When to schedule Import, Merge, and Validation queries

Import Queries

When not using the Deephaven log -> tailer -> DIS mechanism, data will usually be imported through the Deephaven import queries (CsvImport, JdbcImport, and XmlImport). It is important to determine when data will be available to import.

  • Some data may be imported at the end of a business day, in which case the query should be configured to run at the appropriate time. Remember the query scheduling panel allows selection of several different time zones.
  • Data may be imported many times during a day, in which case repeated scheduling may be a good option. The "Append" option may be selected here to ensure that the data is not overwritten.

Merge Queries

Merge queries should typically be run at the end of the day, when all data has been loaded. This may mean that different data needs to be merged at different times.

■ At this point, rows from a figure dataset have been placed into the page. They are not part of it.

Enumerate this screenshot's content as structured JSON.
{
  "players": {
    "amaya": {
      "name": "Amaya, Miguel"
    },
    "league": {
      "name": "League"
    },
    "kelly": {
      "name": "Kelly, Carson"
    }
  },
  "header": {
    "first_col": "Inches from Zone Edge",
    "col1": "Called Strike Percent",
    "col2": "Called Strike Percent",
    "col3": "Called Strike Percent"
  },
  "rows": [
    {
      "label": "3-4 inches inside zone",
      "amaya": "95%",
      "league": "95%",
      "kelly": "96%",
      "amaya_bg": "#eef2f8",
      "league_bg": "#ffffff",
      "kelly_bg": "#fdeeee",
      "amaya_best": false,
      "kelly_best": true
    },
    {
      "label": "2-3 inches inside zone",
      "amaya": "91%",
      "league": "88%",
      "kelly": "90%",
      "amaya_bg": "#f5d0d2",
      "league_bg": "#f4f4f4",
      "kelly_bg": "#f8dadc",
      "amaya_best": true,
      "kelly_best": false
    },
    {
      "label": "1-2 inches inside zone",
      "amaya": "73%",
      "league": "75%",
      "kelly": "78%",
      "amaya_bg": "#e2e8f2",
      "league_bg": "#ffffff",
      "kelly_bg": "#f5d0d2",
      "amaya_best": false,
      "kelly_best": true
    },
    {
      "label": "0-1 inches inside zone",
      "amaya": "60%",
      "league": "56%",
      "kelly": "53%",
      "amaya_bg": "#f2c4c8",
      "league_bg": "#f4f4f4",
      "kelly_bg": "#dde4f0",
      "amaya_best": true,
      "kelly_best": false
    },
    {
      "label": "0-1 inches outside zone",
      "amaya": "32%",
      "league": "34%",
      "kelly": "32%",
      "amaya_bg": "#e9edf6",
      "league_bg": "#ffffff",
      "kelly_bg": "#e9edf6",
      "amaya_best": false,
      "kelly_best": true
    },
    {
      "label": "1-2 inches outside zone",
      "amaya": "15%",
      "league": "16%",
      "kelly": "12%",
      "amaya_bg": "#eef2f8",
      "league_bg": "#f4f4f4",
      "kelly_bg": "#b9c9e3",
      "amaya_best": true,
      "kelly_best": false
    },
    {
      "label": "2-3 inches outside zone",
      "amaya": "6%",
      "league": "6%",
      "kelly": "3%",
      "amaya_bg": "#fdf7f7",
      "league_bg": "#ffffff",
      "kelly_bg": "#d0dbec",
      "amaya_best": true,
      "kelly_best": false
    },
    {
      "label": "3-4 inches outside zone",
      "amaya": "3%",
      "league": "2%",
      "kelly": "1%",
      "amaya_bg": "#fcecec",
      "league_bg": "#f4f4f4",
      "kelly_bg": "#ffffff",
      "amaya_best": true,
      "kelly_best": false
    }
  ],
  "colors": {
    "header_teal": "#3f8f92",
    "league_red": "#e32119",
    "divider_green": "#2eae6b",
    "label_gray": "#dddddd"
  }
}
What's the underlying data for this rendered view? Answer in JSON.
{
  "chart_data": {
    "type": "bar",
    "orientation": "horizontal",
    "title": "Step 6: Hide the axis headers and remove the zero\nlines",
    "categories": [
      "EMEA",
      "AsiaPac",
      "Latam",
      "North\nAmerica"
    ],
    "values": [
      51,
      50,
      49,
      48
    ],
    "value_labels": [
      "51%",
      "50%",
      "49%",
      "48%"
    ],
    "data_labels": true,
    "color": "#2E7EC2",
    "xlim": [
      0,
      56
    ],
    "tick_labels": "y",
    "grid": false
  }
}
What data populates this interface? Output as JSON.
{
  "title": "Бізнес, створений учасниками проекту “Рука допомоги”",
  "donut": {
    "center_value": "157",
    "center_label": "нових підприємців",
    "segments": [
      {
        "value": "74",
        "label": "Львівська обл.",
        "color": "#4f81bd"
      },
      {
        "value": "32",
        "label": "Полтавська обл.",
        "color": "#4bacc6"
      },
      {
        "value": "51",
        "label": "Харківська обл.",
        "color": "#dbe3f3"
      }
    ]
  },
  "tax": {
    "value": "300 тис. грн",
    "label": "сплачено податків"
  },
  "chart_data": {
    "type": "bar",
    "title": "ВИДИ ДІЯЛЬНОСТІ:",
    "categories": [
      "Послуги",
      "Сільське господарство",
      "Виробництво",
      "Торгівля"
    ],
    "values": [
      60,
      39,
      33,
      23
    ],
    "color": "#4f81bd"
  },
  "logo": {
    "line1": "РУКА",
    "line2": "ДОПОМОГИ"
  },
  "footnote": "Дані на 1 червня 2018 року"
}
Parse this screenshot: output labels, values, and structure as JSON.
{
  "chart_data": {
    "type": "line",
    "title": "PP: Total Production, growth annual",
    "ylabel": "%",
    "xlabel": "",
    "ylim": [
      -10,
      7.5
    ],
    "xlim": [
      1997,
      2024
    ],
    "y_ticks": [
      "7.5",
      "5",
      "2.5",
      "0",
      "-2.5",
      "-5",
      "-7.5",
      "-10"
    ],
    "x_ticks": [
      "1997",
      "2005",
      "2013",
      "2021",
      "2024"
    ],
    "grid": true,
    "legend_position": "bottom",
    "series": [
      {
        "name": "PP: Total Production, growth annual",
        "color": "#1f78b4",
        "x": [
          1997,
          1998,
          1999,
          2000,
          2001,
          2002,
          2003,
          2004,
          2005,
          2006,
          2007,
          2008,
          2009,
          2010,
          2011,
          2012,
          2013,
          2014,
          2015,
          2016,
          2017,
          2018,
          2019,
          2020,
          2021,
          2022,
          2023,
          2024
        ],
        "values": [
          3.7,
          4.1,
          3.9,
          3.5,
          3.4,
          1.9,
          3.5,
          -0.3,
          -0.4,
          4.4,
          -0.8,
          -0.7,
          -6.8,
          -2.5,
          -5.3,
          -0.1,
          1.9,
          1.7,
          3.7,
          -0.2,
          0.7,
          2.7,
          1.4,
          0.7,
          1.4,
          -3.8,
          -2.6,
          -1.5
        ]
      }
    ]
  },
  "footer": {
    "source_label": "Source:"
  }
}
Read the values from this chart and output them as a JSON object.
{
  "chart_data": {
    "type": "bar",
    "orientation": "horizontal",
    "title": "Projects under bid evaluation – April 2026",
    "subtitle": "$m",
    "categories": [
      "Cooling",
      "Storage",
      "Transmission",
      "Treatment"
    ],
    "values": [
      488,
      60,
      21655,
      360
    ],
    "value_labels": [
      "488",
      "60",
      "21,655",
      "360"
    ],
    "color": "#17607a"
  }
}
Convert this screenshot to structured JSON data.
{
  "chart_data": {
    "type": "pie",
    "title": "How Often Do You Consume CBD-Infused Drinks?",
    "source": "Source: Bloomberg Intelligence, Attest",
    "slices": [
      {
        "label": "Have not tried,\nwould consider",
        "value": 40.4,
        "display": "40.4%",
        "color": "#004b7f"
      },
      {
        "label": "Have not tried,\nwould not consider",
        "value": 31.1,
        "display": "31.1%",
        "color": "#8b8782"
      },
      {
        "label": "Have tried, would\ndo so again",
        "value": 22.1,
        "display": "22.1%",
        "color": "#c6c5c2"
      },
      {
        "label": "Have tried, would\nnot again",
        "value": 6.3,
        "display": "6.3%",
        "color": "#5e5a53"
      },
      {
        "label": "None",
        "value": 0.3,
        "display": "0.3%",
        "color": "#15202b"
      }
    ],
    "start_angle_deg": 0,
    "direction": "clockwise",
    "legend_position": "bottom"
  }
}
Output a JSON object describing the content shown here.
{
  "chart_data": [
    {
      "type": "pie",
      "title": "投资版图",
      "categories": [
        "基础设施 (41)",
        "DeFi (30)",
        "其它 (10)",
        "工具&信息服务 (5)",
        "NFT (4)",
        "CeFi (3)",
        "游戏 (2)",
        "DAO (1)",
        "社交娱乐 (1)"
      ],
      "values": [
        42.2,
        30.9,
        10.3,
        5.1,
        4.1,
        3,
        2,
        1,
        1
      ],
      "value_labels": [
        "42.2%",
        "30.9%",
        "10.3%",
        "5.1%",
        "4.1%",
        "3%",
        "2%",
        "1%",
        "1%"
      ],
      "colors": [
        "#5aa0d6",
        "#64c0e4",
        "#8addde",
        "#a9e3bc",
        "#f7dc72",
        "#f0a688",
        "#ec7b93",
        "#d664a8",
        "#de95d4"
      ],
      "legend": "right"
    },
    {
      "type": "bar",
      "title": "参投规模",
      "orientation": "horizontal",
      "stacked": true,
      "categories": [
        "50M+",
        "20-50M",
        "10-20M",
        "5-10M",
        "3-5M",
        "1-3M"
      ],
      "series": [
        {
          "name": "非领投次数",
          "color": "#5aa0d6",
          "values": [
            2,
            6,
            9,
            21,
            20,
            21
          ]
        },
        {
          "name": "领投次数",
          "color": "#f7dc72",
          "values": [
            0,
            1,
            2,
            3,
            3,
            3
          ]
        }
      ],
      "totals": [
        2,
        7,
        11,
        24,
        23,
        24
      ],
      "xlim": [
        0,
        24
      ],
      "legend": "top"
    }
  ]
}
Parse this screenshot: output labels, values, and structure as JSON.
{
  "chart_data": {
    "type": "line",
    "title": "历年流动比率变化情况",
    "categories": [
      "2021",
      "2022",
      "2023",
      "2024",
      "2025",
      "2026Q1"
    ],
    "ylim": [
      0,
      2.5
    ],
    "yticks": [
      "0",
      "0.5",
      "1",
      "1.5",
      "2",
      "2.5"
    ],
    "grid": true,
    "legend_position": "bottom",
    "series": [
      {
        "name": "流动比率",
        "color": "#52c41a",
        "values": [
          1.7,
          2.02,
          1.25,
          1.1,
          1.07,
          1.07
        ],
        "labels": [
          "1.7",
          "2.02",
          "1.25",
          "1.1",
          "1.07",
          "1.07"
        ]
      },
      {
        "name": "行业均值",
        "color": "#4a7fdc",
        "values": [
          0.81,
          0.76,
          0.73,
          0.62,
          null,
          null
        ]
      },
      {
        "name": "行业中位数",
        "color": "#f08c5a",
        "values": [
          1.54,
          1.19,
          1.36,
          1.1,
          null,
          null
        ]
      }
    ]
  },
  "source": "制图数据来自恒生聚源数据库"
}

For example, data for a given Asia business day may be completed many hours before data for the New York business day (Tokyo is at least 16 hours ahead of San Francisco). In this case, if the data is being merged into two different tables, two merge queries should be defined and run at different times. However, if the data is being merged into a single table, then the merge should wait until the intraday data is complete for both time zones.

Validation Queries

Assuming the latest version of Deephaven is installed, the use of automated query dependencies with validation is recommended. The addition of appropriate validation XML to the schemas, followed by the definition of validation queries that are dependent on the tables' merge queries, will allow the automatic validation of expected data and even deletion of intraday data once validation is complete.